O Conselho Regional de Engenharia e Agronomia de Minas Gerais (Crea-MG) anunciou nesta segunda-feira (6) o cancelamento definitivo dos registros de quinze engenheiros envolvidos na tragédia de Brumadinho, ocorrida em janeiro de 2019. O rompimento da barragem da Mina Córrego do Feijão, de responsabilidade da mineradora Vale S.A., deixou duzentas e setenta e duas vítimas fatais e provocou uma das maiores catástrofes socioambientais do país.

“As decisões já transitaram em julgado e, portanto, não cabem mais recurso. Com isso, os profissionais estão impedidos de exercerem a profissão”, informou o conselho em nota oficial.

Dos quinze cancelamentos, treze já foram publicados no site do órgão. Segundo o Crea-MG, o processo levou mais de cinco anos devido ao rigor do rito disciplinar. O órgão explicou que todas as etapas foram conduzidas “com base no Código de Ética Profissional da Engenharia, garantindo ampla defesa e contraditório”.

Os procedimentos incluíram oitivas de partes e testemunhas, diligências e análises técnicas detalhadas. “Após os julgamentos nas Câmaras Especializadas e no Plenário do Crea-MG, os processos seguiram para decisão final do Conselho Federal de Engenharia e Agronomia (Confea), que determinou o cancelamento dos registros”, acrescentou o comunicado.

Para a Associação de Familiares de Vítimas e Atingidos pelo Rompimento da Barragem Mina Córrego do Feijão – Brumadinho (Avabrum), a punição tem caráter simbólico e educativo. “A decisão do Crea tem caráter pedagógico ao sinalizar que práticas contrárias à ética não encontram espaço na engenharia”, afirmou a entidade.

Com a sanção, os profissionais estão legalmente impedidos de atuar como engenheiros, assinar Anotações de Responsabilidade Técnica (ARTs) ou firmar contratos que exijam registro ativo.
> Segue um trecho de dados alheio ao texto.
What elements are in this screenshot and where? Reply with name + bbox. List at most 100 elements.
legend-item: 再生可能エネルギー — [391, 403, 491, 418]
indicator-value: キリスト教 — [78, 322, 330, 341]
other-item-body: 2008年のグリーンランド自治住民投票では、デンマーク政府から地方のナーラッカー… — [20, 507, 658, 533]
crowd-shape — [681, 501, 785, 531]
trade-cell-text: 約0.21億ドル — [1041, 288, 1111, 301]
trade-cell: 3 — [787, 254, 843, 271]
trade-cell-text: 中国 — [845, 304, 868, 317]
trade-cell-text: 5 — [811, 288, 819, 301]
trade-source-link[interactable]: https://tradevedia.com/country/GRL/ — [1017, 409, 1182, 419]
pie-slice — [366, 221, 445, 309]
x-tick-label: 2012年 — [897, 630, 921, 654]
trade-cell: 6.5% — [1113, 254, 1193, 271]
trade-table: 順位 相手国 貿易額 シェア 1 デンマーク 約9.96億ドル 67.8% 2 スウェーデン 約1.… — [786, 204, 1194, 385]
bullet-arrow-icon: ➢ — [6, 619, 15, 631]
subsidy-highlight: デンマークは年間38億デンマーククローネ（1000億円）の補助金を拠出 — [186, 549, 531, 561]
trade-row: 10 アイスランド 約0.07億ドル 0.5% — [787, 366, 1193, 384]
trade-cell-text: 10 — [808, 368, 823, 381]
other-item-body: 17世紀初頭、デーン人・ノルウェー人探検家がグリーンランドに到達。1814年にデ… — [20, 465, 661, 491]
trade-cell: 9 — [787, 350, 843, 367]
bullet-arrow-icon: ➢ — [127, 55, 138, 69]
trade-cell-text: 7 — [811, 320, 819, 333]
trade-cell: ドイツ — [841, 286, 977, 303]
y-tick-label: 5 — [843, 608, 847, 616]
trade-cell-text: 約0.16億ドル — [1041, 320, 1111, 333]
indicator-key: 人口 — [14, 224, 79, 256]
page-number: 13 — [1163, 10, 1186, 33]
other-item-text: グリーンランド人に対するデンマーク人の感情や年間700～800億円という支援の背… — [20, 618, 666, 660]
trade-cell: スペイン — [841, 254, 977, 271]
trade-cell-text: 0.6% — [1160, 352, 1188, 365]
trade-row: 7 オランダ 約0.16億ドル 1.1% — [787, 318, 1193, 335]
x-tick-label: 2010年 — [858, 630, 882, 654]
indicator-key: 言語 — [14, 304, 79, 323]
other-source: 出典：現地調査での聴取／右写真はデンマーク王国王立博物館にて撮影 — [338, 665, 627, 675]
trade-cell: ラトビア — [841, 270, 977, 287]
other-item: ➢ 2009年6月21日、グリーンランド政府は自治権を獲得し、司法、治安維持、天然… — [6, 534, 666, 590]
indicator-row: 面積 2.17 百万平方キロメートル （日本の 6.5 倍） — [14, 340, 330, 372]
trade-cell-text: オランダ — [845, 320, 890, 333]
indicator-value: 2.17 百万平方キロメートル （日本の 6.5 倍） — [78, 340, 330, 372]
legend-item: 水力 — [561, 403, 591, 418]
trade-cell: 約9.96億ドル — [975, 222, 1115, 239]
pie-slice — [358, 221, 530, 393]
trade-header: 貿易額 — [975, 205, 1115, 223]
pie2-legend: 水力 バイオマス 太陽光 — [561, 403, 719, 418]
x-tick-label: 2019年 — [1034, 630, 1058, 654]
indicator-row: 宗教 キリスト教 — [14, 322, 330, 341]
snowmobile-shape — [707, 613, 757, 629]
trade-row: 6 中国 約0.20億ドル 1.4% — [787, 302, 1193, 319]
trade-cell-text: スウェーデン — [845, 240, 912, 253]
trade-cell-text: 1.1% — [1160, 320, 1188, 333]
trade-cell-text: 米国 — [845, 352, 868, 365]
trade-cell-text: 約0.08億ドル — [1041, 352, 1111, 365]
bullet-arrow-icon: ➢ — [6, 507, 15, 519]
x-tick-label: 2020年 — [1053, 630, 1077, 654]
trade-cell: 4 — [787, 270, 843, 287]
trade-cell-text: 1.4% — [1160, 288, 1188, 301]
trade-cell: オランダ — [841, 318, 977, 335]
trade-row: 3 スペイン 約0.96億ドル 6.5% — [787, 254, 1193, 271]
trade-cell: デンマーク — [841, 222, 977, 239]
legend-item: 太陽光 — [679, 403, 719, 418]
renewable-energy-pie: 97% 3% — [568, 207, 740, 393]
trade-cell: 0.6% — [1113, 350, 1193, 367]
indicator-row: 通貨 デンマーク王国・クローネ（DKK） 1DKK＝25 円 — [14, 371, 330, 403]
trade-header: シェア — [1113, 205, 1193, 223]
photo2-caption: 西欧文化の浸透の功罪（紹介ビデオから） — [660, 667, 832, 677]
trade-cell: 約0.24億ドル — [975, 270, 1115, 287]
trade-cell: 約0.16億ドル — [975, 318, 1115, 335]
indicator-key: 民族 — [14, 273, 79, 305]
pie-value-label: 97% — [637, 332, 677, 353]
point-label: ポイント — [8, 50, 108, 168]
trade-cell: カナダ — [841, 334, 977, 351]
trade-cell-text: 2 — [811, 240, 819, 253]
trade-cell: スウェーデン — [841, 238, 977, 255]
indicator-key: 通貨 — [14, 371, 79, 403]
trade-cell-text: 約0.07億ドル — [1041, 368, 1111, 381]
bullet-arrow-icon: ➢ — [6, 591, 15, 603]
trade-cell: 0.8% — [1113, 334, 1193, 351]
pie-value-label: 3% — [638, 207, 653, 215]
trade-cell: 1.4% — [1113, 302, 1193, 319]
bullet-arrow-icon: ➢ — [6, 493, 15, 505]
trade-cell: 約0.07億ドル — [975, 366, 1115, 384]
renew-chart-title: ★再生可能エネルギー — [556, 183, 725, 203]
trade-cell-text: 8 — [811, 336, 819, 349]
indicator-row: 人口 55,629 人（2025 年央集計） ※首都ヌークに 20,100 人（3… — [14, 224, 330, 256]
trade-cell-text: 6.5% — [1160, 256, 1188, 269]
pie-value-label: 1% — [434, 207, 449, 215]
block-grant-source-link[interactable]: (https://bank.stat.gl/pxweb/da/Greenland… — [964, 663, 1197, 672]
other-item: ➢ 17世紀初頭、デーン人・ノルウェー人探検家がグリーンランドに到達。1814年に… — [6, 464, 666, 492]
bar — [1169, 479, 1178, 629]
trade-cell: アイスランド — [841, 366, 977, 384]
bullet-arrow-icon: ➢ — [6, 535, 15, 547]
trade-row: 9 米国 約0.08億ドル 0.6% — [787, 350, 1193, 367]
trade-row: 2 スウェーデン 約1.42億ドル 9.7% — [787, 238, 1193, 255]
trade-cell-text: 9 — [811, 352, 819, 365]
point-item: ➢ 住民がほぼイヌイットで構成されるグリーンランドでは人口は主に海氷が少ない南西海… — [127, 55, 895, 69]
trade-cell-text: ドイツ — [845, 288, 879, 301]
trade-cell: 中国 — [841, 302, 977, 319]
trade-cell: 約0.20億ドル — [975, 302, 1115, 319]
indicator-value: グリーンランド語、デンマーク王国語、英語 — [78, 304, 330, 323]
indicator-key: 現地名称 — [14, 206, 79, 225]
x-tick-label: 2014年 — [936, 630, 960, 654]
O Crea-MG reconheceu que “a decisão não repara as perdas da tragédia, mas reafirma que a ética, a responsabilidade técnica e a segurança das pessoas estão acima de qualquer interesse”.

O rompimento liberou cerca de doze milhões de metros cúbicos de rejeitos de mineração, que devastaram comunidades, mataram trabalhadores e contaminaram o Rio Paraopeba com metais pesados como ferro, chumbo, manganês e mercúrio. A lama tóxica se espalhou por outras bacias hidrográficas, destruindo ecossistemas e comprometendo o abastecimento de água em diversas regiões.

A Vale S.A., responsável pela barragem, foi procurada, mas respondeu que “não tem comentários” sobre a decisão do conselho. A empresa, ao lado da multinacional BHP Billiton, também controla a Samarco, responsável pela tragédia ambiental de Mariana (MG), em 2015, que deixou dezenove mortos e marcou o maior desastre ambiental da história do país.